Hoje, algumas “certezas” dos marxistas do século XIX e XX, finalmente, desabaram pelo caminho: porque sabemos mais, e sabemos que é mais difícil. Por isso, não podemos esquecer os que lutaram antes nós. Porque se, eventualmente, nos faltarem as forças, temos a obrigação de recordar o exemplo daqueles que não vacilaram em Vorkuta. Vorkuta! Esse é um grito de guerra pelo qual vale a pena lutar.

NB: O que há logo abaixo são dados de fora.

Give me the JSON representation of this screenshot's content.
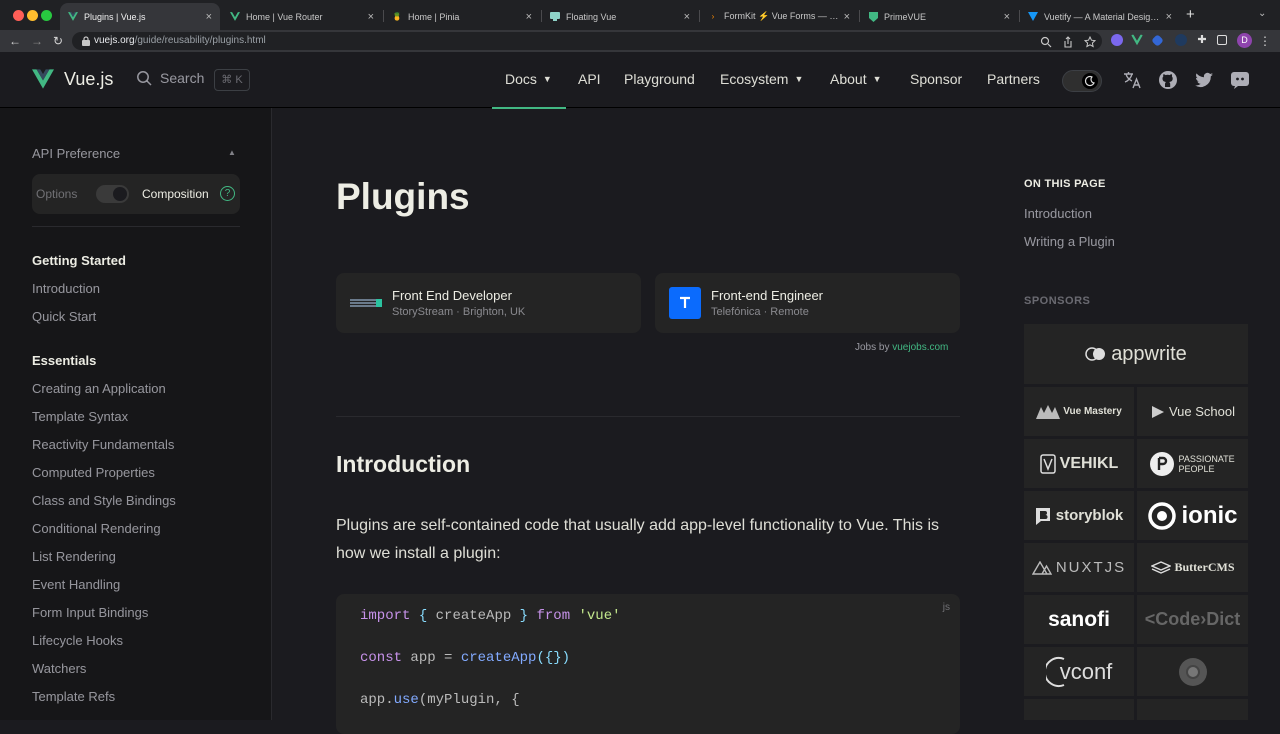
{
  "browser": {
    "tabs": [
      {
        "label": "Plugins | Vue.js",
        "active": true
      },
      {
        "label": "Home | Vue Router",
        "active": false
      },
      {
        "label": "Home | Pinia",
        "active": false
      },
      {
        "label": "Floating Vue",
        "active": false
      },
      {
        "label": "FormKit ⚡ Vue Forms — Supe",
        "active": false
      },
      {
        "label": "PrimeVUE",
        "active": false
      },
      {
        "label": "Vuetify — A Material Design Fr",
        "active": false
      }
    ],
    "url_domain": "vuejs.org",
    "url_path": "/guide/reusability/plugins.html",
    "profile_initial": "D"
  },
  "nav": {
    "brand": "Vue.js",
    "search_label": "Search",
    "search_kbd": "⌘ K",
    "items": [
      "Docs",
      "API",
      "Playground",
      "Ecosystem",
      "About",
      "Sponsor",
      "Partners"
    ]
  },
  "sidebar": {
    "api_pref_label": "API Preference",
    "options_label": "Options",
    "composition_label": "Composition",
    "help": "?",
    "sections": [
      {
        "title": "Getting Started",
        "links": [
          "Introduction",
          "Quick Start"
        ]
      },
      {
        "title": "Essentials",
        "links": [
          "Creating an Application",
          "Template Syntax",
          "Reactivity Fundamentals",
          "Computed Properties",
          "Class and Style Bindings",
          "Conditional Rendering",
          "List Rendering",
          "Event Handling",
          "Form Input Bindings",
          "Lifecycle Hooks",
          "Watchers",
          "Template Refs"
        ]
      }
    ]
  },
  "main": {
    "title": "Plugins",
    "jobs": [
      {
        "title": "Front End Developer",
        "subtitle": "StoryStream · Brighton, UK"
      },
      {
        "title": "Front-end Engineer",
        "subtitle": "Telefónica · Remote"
      }
    ],
    "jobs_by": "Jobs by",
    "jobs_link": "vuejobs.com",
    "intro_heading": "Introduction",
    "intro_text": "Plugins are self-contained code that usually add app-level functionality to Vue. This is how we install a plugin:",
    "code_lang": "js",
    "code": {
      "l1_import": "import",
      "l1_brace_open": " { ",
      "l1_name": "createApp",
      "l1_brace_close": " } ",
      "l1_from": "from",
      "l1_str": " 'vue'",
      "l2_const": "const",
      "l2_rest": " app = ",
      "l2_fn": "createApp",
      "l2_args": "({})",
      "l3_app": "app.",
      "l3_fn": "use",
      "l3_rest": "(myPlugin, {"
    }
  },
  "aside": {
    "on_this_page": "ON THIS PAGE",
    "links": [
      "Introduction",
      "Writing a Plugin"
    ],
    "sponsors_heading": "SPONSORS",
    "sponsors": [
      "appwrite",
      "Vue Mastery",
      "Vue School",
      "VEHIKL",
      "PASSIONATE PEOPLE",
      "storyblok",
      "ionic",
      "NUXTJS",
      "ButterCMS",
      "sanofi",
      "<Code›Dict",
      "vconf"
    ]
  },
  "colors": {
    "accent": "#42b883",
    "bg": "#1b1b1f",
    "sidebar_bg": "#161618",
    "card_bg": "#242424"
  }
}
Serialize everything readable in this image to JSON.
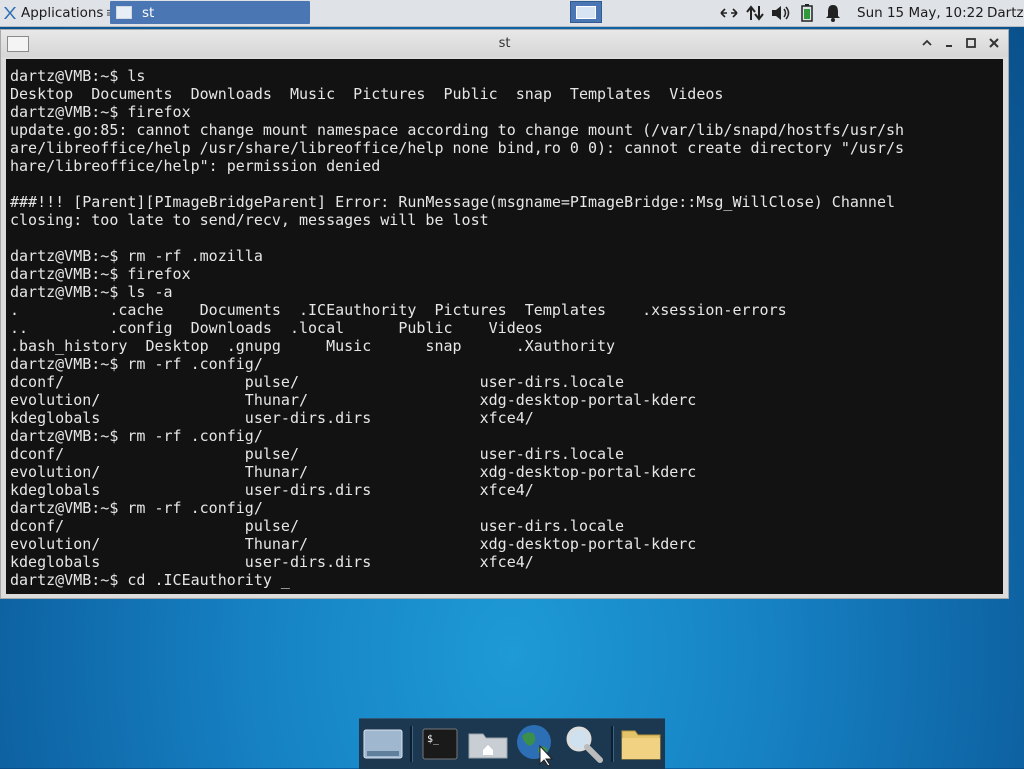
{
  "top_panel": {
    "apps_label": "Applications",
    "window_tab_title": "st",
    "clock": "Sun 15 May, 10:22",
    "user": "Dartz"
  },
  "window": {
    "title": "st"
  },
  "terminal": {
    "lines": [
      "dartz@VMB:~$ ls",
      "Desktop  Documents  Downloads  Music  Pictures  Public  snap  Templates  Videos",
      "dartz@VMB:~$ firefox",
      "update.go:85: cannot change mount namespace according to change mount (/var/lib/snapd/hostfs/usr/sh",
      "are/libreoffice/help /usr/share/libreoffice/help none bind,ro 0 0): cannot create directory \"/usr/s",
      "hare/libreoffice/help\": permission denied",
      "",
      "###!!! [Parent][PImageBridgeParent] Error: RunMessage(msgname=PImageBridge::Msg_WillClose) Channel",
      "closing: too late to send/recv, messages will be lost",
      "",
      "dartz@VMB:~$ rm -rf .mozilla",
      "dartz@VMB:~$ firefox",
      "dartz@VMB:~$ ls -a",
      ".          .cache    Documents  .ICEauthority  Pictures  Templates    .xsession-errors",
      "..         .config  Downloads  .local      Public    Videos",
      ".bash_history  Desktop  .gnupg     Music      snap      .Xauthority",
      "dartz@VMB:~$ rm -rf .config/",
      "dconf/                    pulse/                    user-dirs.locale",
      "evolution/                Thunar/                   xdg-desktop-portal-kderc",
      "kdeglobals                user-dirs.dirs            xfce4/",
      "dartz@VMB:~$ rm -rf .config/",
      "dconf/                    pulse/                    user-dirs.locale",
      "evolution/                Thunar/                   xdg-desktop-portal-kderc",
      "kdeglobals                user-dirs.dirs            xfce4/",
      "dartz@VMB:~$ rm -rf .config/",
      "dconf/                    pulse/                    user-dirs.locale",
      "evolution/                Thunar/                   xdg-desktop-portal-kderc",
      "kdeglobals                user-dirs.dirs            xfce4/",
      "dartz@VMB:~$ cd .ICEauthority _"
    ]
  },
  "tray_icons": [
    "network-arrows-icon",
    "network-updown-icon",
    "volume-icon",
    "battery-icon",
    "notification-bell-icon"
  ],
  "dock_items": [
    "show-desktop-icon",
    "terminal-icon",
    "home-folder-icon",
    "web-browser-icon",
    "search-icon",
    "files-folder-icon"
  ]
}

[1] Estas línguas não têm qualquer relação com o tronco das línguas indo-européias. Mas estas línguas não têm, também, parentesco com a língua dos lapões, ou o povo sami que vive nas regiões mais ao norte da Noruega, Suécia, e Finlândia, além da Rússia.

[2] BROUÉ, Pierre . Os Trotskistas na União Soviética (1929-1938) in http://orientacaomarxista.blogspot.com.br/2012/03/os-trotskistas-na-uniao-sovietica-1929.html Consulta em 24/12/2013.

[3] O nome orquestra foi dado a esta organização porque os operadores de rádio que faziam as transmissões para Moscou eram chamados de pianistas. Durante anos enviaram cerca de 1500 despachos para a União Soviética. Esta informações custaram, presumidamente, a vida de cerca de 200 mil soldados alemães, segundo o próprio chefe do Abwehr (Departamento de Informações e Contra-Informações Militares) Almirante Wilhelm Canaris. A mais importante das ações da Orquestra Vermelha foi a informação de que os alemães planejavam invadir a cidade de Kursk, palco da maior batalha de tanques da II Guerra Mundial, informando inclusive o número de tropas, tanques e veículos que seriam empregados na batalha. Esta aventura inspirou o livro de Gilles Perrault L’Orchestre rouge (1964, Fayard). E o filme de Jacques Rouffio de 1989: http://www.premiere.fr/film/L-Orchestre-Rouge-146504 (Consulta em 20 de dezembro 2013).

[4] Trepper nasceu em uma família polonesa de origem judia, e trabalhou como operário na Silésia. Participou, em 1923, de uma greve geral e foi preso. Fugiu da Polônia em 1924, e foi para a Palestina, então um protetorado britânico, onde aderiu ao Partido Comunista da Palestina com o objetivo de unir judeus e árabes contra a ocupação militar britânica. Depois de mais uma prisão, fugiu para a URSS, e foi recrutado pelo serviço de informação do Exército Vermelho. Enviado para Paris, ajuda a organizar um semanário em língua ídiche: Die Morgen. Trepper informou Stalin da operação Barbarossa. Stalin não deu crédito, ainda que também tivesse sido alertado por Richard Sorge que atuava em Tóquio. Considerou que eram boatos disseminados pelos serviços secretos britânicos. Trepper sobreviveu à prisão pela Gestapo, conseguindo fugir. De volta para a Moscou em 1945, ficou preso dez anos na famigerada Lubianka.

[5] TREPPER, Leopold.  El Gran Juego, Memorias del Jefe del Espionaje Soviético en la Alemania Nazi. Barcelona: Editorial Ariel. 1977, p. 64.